For instance, a Bluware client recently employed a team-driven approach to fault network interpretation. Several geoscientists analyzed the same dataset, resulting in multiple case scenarios that were similar yet varied due to individual perspectives. By combining these insights, the team created one comprehensive interpretation—a process that highlighted the power of interactivity and collaboration.

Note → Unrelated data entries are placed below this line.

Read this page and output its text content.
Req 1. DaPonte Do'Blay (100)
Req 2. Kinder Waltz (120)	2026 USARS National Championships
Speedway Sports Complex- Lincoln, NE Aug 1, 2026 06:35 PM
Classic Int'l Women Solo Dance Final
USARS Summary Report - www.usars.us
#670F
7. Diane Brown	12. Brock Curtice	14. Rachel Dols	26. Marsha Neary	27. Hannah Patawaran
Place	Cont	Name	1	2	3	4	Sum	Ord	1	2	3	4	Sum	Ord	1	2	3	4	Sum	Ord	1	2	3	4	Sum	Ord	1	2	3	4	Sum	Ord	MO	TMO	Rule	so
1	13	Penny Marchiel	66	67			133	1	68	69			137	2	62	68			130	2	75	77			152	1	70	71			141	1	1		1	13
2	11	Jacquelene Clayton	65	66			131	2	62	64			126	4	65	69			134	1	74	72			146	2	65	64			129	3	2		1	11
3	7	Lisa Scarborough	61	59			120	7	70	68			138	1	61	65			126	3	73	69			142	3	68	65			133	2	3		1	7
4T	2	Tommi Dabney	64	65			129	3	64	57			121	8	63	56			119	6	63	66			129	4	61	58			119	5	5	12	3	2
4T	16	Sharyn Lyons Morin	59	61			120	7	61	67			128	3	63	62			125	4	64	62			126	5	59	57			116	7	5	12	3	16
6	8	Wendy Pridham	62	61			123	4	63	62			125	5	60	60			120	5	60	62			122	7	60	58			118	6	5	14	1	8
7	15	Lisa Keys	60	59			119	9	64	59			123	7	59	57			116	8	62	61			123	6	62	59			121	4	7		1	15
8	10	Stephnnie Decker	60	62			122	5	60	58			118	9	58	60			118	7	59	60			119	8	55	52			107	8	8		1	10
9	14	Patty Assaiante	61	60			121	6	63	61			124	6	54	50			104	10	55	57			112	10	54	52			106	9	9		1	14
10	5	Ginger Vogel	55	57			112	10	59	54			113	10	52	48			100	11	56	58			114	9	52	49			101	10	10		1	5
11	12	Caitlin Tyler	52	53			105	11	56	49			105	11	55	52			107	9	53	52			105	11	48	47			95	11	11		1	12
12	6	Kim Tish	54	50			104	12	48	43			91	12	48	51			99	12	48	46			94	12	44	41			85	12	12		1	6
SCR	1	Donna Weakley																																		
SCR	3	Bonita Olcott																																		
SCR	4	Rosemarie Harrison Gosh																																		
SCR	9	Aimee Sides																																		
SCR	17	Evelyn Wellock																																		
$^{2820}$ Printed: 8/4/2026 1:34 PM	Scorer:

The project underscored the importance of bias and differing perspectives in achieving more accurate results. By leveraging the knowledge of interpreters with experience in different regions, the team was able to refine interpretations and elevate the overall quality of their findings. This process created a unique opportunity for knowledge transfer within teams. Furthermore, by streamlining workflows and minimizing repetitive tasks, InteractivAI enabled the geoscientists to focus their efforts on high-value analysis, fostering innovation and efficiency in seismic data interpretation.
Conclusion
The power of interactivity within InteractivAI opens new frontiers into what’s possible in seismic workflows. By placing geoscientists at the core of the machine learning process, this tool bridges the gap between human expertise and AI efficiency. From faster scenario creation to real-time feedback, InteractivAI empowers teams to achieve higher confidence and greater accuracy in their interpretations. As the industry continues to evolve, tools like InteractivAI are setting new standards for collaboration, innovation, and precision.